Глава 21

Задумчиво смотрю на ящики с мадерой. Я как-то пропустил, когда мои бравые офицеры смогли их вернуть из дома наместника.

— Не пропадать же добру, а там их все равно пить никто не будет, — заметил мой взгляд покачивающийся Хорунженков.

— Дамы! — громогласно возвестил Врангель, вводя в наш круг десять весело щебечущих девиц из юкаку.

Я после такого собрался было уйти, но сотник успел предупредить, что это не для блуда, а просто для хорошей компании. И действительно, девушки с улыбками и смехом разошлись между офицерами, и вечеринка словно обрела второе дыхание. Я сам не заметил, как тоже втянулся и даже не сразу сообразил, как объясняю правила старых добрых «Подземелий». Перебравшись на второй этаж выделенного для офицеров дома, мы прямо на полу начертили карту, а потом одна из девушек принялась рассказывать про какое-то китайское восстание, которое мы быстро и разыграли.

— Это было еще во времена династии Мин… — говорила та самая красотка с резкими породистыми чертами лица, которую я приметил еще во время поездки по городу.

— Может быть, что-то более современное возьмем? — нетрезво предложил Врангель.

— Мне было бы приятно, если бы вы попробовали именно восстание мандаринового наместника, — девушка не сдалась и даже выдала детальный расклад по войскам каждой стороны.

Ее русский был не идеален, но понять не составляло труда. Все-таки русская Маньчжурия не зря была именно русской, и каждый, кто старался иметь дела с Россией, понемногу учил язык.

— Тогда победитель должен получить приз, — я поднял ставки.

— Только если победитель будет не тот, кому это положено судьбой, — приняла девушка.

В общем, мы решили, что после такого отступать было бы уроном для офицерской чести.

Семен сыграл за императора, я — за главного бунтовщика, Врангель оказался моим братом, переметнувшимся на сторону центральной власти. Хорунженкову, Шереметеву, Мелехову и Афанасьеву достались роли тех или иных генералов. Вышло неплохо. Сначала меня зажимали со всех сторон, но я сумел отступить в сторону порта и захватил стоящие там корабли. Девушка, задававшая историю, сначала пыталась спорить, что их там не было, но у меня нашелся неотразимый аргумент. Мы захватили не китайские, а английские суда — эти-то везде найдутся — а потом высадились в тылу всех вражеских армий прямо у императорского дворца.

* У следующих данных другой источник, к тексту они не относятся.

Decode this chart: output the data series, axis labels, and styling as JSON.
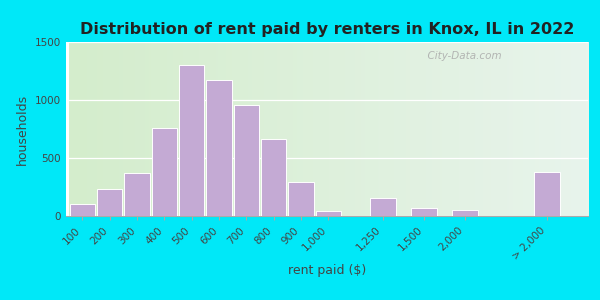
{
  "title": "Distribution of rent paid by renters in Knox, IL in 2022",
  "xlabel": "rent paid ($)",
  "ylabel": "households",
  "bar_color": "#c4aad4",
  "bar_edgecolor": "#ffffff",
  "categories": [
    "100",
    "200",
    "300",
    "400",
    "500",
    "600",
    "700",
    "800",
    "900",
    "1,000",
    "1,250",
    "1,500",
    "2,000",
    "> 2,000"
  ],
  "values": [
    100,
    230,
    370,
    760,
    1300,
    1175,
    960,
    660,
    290,
    40,
    155,
    65,
    50,
    380
  ],
  "ylim": [
    0,
    1500
  ],
  "yticks": [
    0,
    500,
    1000,
    1500
  ],
  "bg_outer": "#00e8f8",
  "bg_plot": "#e8f5e2",
  "watermark": "  City-Data.com",
  "title_fontsize": 11.5,
  "axis_label_fontsize": 9,
  "tick_fontsize": 7.5
}
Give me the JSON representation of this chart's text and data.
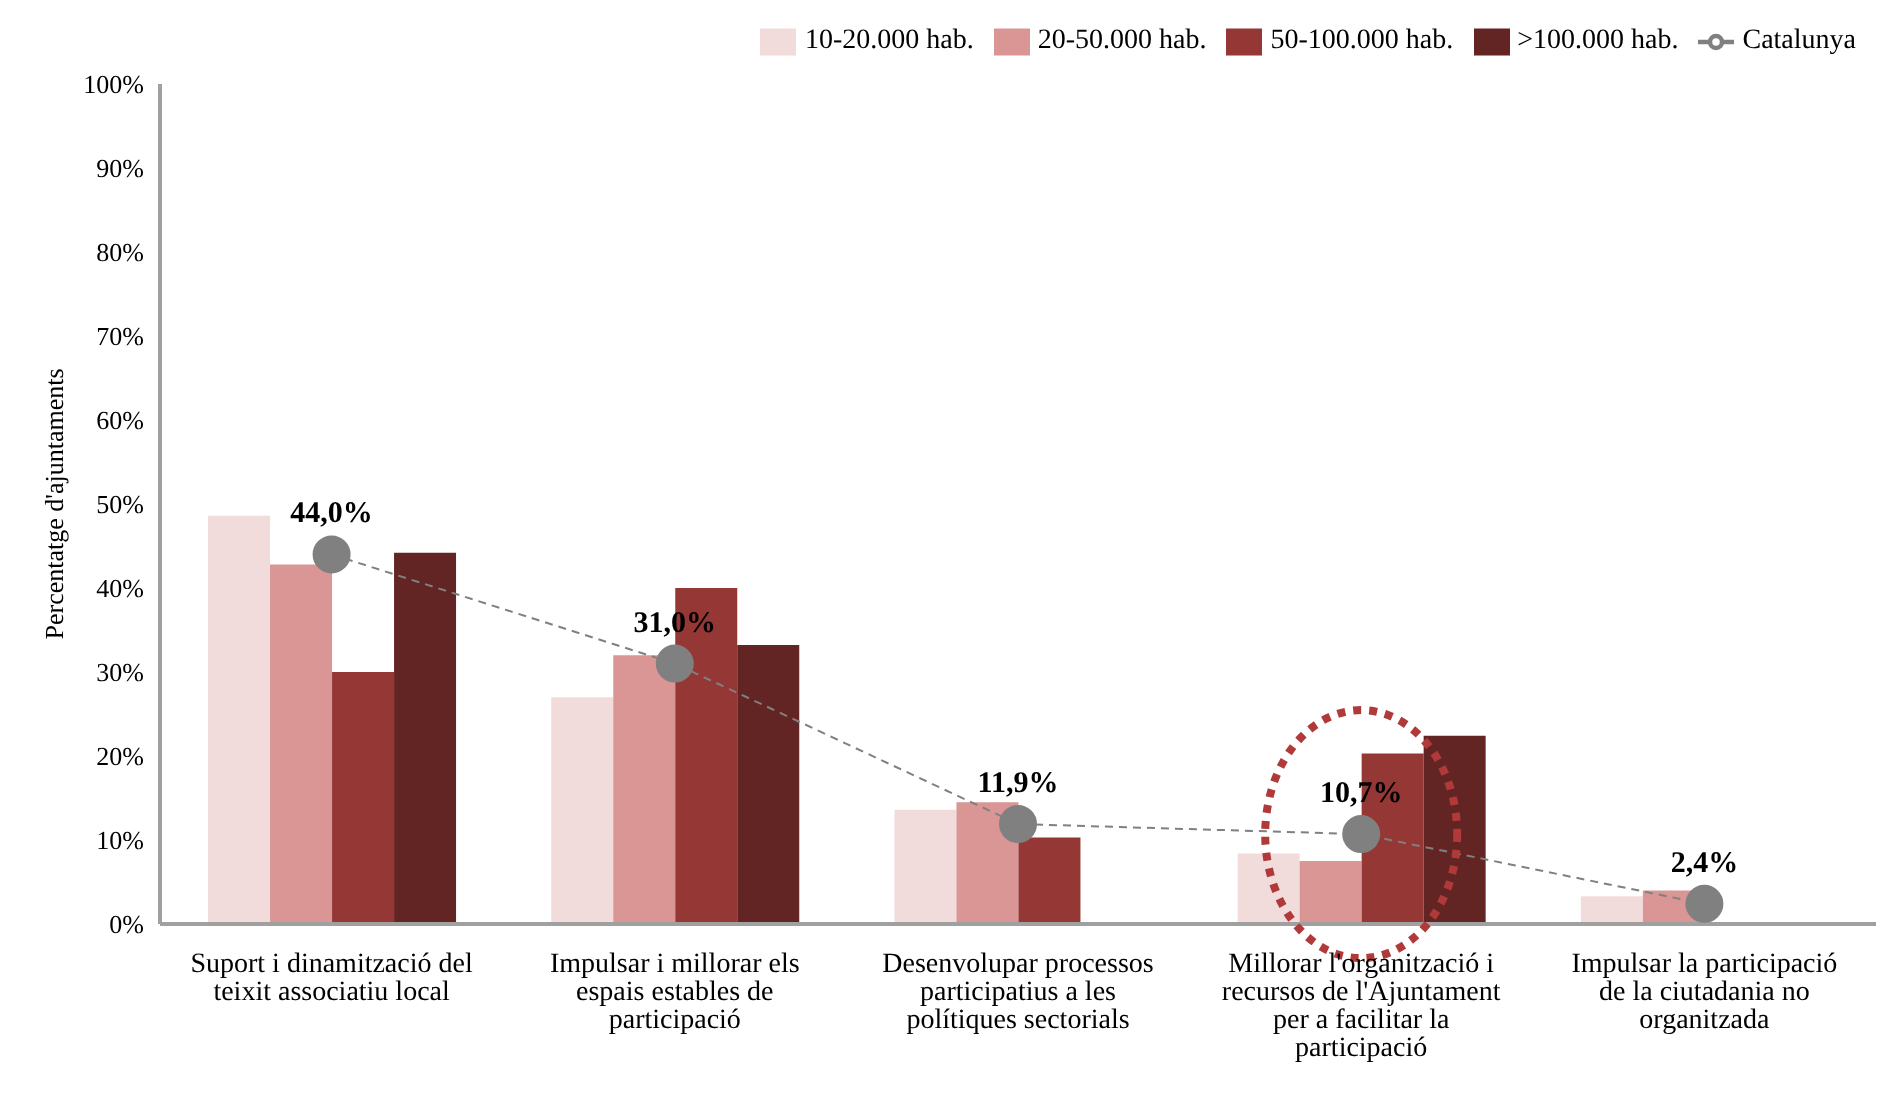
{
  "chart_data": {
    "type": "bar",
    "ylabel": "Percentatge d'ajuntaments",
    "categories": [
      "Suport i dinamització del teixit associatiu local",
      "Impulsar i millorar els espais estables de participació",
      "Desenvolupar processos participatius a les polítiques sectorials",
      "Millorar l'organització i recursos de l'Ajuntament per a facilitar la participació",
      "Impulsar la participació de la ciutadania no organitzada"
    ],
    "series": [
      {
        "name": "10-20.000 hab.",
        "color": "#f2dcdb",
        "values": [
          48.6,
          27,
          13.6,
          8.4,
          3.3
        ]
      },
      {
        "name": "20-50.000 hab.",
        "color": "#d99694",
        "values": [
          42.8,
          32,
          14.5,
          7.5,
          4.0
        ]
      },
      {
        "name": "50-100.000 hab.",
        "color": "#953735",
        "values": [
          30,
          40,
          10.3,
          20.3,
          0
        ]
      },
      {
        "name": ">100.000 hab.",
        "color": "#632523",
        "values": [
          44.2,
          33.2,
          0,
          22.4,
          0
        ]
      },
      {
        "name": "Catalunya",
        "type": "line",
        "color": "#808080",
        "line_style": "dashed",
        "marker": "circle",
        "values": [
          44.0,
          31.0,
          11.9,
          10.7,
          2.4
        ],
        "value_labels": [
          "44,0%",
          "31,0%",
          "11,9%",
          "10,7%",
          "2,4%"
        ]
      }
    ],
    "ylim": [
      0,
      100
    ],
    "yticks": [
      {
        "value": 0,
        "label": "0%"
      },
      {
        "value": 10,
        "label": "10%"
      },
      {
        "value": 20,
        "label": "20%"
      },
      {
        "value": 30,
        "label": "30%"
      },
      {
        "value": 40,
        "label": "40%"
      },
      {
        "value": 50,
        "label": "50%"
      },
      {
        "value": 60,
        "label": "60%"
      },
      {
        "value": 70,
        "label": "70%"
      },
      {
        "value": 80,
        "label": "80%"
      },
      {
        "value": 90,
        "label": "90%"
      },
      {
        "value": 100,
        "label": "100%"
      }
    ],
    "grid": false,
    "legend": "top right"
  }
}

— Победа! — немного неискренне порадовалась за меня девушка.

— Теперь награда, — напомнил я.

— Что вы хотите?

— Имя. Ваше имя.

— Дон Мэй. Зимняя слива. Но вы же его и так знаете, — девушка опустила взгляд в пол.

— Настоящее имя, — я же смотрел прямо на нее.

— Казуэ, рисуется вот так, — девушка изобразила в пыли два иероглифа и тут же их стерла.

— Молодая веточка, — я, впрочем, успел их прочитать и перевести.

Было совершенно непонятно, почему девушка так хотела его скрыть. Казуэ лично на мой слух звучало ничуть не хуже, чем Дон Мэй, но это ее дело. Мое же… Взгляд устремился на часы: стрелки уже перевалили за три ночи, и я решил, что пора заканчивать. Завтра и мне, и другим офицерам нужно будет заняться обустройством полка, а послезавтра можно будет вернуться и к тренировкам.

Новые сражения уже близко, и мы должны быть к ним готовы.

* * *

Казуэ Такамори хотелось выцарапать себе глаза за слабость. Как можно было допустить столько ошибок и всего за один вечер! Первая ошибка была, когда она вышла лично посмотреть на русского офицера, сдержавшего японскую армию. Вторая — когда решила проверить, а что бы тот делал, оказавшись на месте ее отца. Странная западная игра в войну позволила довольно точно воссоздать детали не китайского, как она сказала, а японского восстания на Сацуме.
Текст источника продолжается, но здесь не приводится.